Wikipedia : 10,000,000+
Cool Reader : 10,000,000+
Book store : 1,000,000+
FBReader: Favorite Book Reader : 10,000,000+
Free Books - Spirit Fanfiction and Stories : 1,000,000+
AlReader -any text book reader : 5,000,000+
FamilySearch Tree : 1,000,000+
Cloud of Books : 1,000,000+
ReadEra – free ebook reader : 1,000,000+
Ebook Reader : 5,000,000+
Read books online : 5,000,000+
eBoox: book reader fb2 epub zip : 1,000,000+
All Maths Formulas : 1,000,000+
Ancestry : 5,000,000+
HTC Help : 10,000,000+
Moon+ Reader : 10,000,000+
English-Myanmar Dictionary : 1,000,000+
Golden Dictionary (EN-AR) : 1,000,000+
All Language Translator Free : 1,000,000+
Aldiko Book Reader : 10,000,000+
Dictionary - WordWeb : 5,000,000+
50000 Free eBooks & Free AudioBooks : 5,000,000+
Al-Quran (Free) : 10,000,000+
Al Quran Indonesia : 10,000,000+
Al'Quran Bahasa Indonesia : 10,000,000+
Al Quran Al karim : 1,000,000+
Al Quran : EAlim - Translations & MP3 Offline : 5,000,000+
Koran Read &MP3 30 Juz Offline : 1,000,000+
H

This category appears dominated by E-book processing software, collections of libraries and dictionaries. It is probably a good idea to avoid such type of apps as the competition is bound to be rather high.

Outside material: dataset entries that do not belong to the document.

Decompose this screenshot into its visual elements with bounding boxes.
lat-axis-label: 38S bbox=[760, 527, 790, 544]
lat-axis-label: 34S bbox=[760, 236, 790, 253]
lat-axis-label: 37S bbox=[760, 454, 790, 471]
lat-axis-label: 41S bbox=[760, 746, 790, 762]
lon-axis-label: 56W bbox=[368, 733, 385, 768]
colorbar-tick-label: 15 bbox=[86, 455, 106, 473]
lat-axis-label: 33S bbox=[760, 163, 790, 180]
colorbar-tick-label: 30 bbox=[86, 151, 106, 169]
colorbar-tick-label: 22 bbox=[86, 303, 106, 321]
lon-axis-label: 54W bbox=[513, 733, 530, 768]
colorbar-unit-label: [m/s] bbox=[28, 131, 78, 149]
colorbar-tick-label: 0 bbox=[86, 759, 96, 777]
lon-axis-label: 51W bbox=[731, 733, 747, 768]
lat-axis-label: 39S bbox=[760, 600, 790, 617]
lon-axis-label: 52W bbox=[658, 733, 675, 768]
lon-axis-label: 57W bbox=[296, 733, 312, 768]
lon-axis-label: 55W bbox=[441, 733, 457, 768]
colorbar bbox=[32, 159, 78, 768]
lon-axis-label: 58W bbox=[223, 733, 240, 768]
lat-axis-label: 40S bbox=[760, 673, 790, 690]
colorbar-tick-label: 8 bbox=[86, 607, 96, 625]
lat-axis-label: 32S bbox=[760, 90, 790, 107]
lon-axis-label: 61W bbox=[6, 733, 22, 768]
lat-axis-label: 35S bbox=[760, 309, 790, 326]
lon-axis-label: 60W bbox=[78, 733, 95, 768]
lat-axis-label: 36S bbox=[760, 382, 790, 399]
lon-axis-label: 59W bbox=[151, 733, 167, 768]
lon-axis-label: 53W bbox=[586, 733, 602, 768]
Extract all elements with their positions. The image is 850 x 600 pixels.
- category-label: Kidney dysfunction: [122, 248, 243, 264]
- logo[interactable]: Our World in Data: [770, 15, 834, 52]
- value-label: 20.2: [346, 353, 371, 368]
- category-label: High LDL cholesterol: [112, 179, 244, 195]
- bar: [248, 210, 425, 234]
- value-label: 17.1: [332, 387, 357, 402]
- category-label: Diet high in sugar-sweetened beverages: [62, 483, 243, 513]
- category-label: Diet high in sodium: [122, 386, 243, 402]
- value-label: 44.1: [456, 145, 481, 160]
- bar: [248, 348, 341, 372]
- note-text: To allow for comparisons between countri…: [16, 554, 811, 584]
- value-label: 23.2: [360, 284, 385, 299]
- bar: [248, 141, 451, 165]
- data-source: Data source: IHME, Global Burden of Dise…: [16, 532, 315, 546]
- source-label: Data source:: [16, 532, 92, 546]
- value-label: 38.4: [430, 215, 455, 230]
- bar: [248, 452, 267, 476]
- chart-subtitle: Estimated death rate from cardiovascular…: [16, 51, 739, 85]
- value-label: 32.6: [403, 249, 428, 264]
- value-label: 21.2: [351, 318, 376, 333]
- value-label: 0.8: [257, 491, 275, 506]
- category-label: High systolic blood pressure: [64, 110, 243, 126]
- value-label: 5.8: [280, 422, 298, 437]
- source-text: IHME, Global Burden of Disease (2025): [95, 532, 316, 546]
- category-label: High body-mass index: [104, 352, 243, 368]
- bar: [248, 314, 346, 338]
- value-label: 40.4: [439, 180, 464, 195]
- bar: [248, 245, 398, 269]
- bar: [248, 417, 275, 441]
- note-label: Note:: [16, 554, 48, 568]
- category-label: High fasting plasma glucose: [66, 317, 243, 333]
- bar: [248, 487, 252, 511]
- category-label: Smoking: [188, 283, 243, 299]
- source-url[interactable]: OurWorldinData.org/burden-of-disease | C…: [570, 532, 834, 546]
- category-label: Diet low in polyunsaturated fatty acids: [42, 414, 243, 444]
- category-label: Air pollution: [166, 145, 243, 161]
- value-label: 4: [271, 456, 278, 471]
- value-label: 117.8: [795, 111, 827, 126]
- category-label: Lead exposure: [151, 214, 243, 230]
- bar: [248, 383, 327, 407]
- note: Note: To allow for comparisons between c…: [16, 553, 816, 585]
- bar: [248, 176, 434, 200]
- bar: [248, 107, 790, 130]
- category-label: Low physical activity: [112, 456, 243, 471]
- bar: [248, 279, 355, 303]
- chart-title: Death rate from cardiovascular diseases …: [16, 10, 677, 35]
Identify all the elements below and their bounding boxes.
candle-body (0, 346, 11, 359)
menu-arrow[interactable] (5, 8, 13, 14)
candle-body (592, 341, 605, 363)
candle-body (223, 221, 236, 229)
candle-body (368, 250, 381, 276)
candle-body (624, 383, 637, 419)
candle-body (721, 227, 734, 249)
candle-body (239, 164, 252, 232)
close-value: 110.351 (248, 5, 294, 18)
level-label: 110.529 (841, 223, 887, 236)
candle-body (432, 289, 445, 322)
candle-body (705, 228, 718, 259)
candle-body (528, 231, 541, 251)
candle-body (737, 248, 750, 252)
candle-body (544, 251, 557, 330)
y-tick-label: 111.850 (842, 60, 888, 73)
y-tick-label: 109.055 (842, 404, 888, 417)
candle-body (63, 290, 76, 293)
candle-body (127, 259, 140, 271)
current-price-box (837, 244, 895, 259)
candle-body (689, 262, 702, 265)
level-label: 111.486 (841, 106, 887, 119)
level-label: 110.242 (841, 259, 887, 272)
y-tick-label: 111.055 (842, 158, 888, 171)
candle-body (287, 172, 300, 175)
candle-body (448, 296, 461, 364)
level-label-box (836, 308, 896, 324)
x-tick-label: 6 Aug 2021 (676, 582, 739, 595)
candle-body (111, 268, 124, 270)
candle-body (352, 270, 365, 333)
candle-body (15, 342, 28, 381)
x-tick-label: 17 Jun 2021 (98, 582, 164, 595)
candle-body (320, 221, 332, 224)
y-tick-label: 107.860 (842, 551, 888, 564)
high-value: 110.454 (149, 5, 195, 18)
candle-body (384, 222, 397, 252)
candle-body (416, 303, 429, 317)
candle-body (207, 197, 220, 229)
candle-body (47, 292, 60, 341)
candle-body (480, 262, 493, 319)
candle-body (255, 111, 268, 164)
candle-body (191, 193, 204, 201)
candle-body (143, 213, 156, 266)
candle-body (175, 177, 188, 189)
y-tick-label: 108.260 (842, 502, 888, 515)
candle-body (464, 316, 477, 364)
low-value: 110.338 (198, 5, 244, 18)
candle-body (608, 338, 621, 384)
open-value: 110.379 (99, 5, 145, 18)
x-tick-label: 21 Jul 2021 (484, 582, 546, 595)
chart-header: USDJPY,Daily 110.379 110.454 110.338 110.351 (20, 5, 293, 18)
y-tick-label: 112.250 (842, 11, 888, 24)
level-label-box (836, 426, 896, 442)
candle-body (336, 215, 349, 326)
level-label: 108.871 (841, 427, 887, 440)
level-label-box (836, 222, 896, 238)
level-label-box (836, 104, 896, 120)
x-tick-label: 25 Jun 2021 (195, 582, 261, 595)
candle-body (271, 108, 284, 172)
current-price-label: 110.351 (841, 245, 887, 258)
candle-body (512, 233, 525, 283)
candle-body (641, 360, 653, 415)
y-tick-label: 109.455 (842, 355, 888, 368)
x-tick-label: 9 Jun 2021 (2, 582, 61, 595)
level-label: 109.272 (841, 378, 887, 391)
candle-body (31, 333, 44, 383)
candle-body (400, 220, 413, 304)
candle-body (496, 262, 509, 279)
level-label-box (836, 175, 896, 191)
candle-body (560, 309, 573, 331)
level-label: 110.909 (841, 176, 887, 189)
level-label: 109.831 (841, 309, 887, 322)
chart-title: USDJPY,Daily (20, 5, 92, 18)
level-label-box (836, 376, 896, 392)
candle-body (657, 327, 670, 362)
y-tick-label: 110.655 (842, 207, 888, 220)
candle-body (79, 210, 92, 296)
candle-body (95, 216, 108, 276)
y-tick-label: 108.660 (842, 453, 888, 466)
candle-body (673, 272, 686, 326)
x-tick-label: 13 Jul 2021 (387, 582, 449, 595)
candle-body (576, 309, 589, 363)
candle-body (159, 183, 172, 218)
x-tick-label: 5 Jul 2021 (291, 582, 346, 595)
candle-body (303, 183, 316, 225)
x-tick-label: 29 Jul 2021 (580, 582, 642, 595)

We also notice there are several apps based on the Quran, which suggests that the model of building an app around a popular book can be profitable. It seems as making an app based on a book could be a promising idea for an app likely to attract many users. Since there are already a lot of libraries present in the Google Play Store it is probably a good idea to add value in some additional way, by adding features such as daily quotes, a forum or similar.

## Conclusions
In this project we analysed data from both the App Store and the Google Play Store. This was done to identify what kind of free apps targeting an English-speaking audience are likely to attract many users. This is important conclusions for the company in question that have an add-based business model for their apps, making the number of users a key variable in business success.

It was concluded that it could be a good idea to turn a popular book into an app, and add supporting features to add additional value. This kind of an app seems like it has potential to attract many users in both the App Store and the Google Play store, thus supporting the company's goals.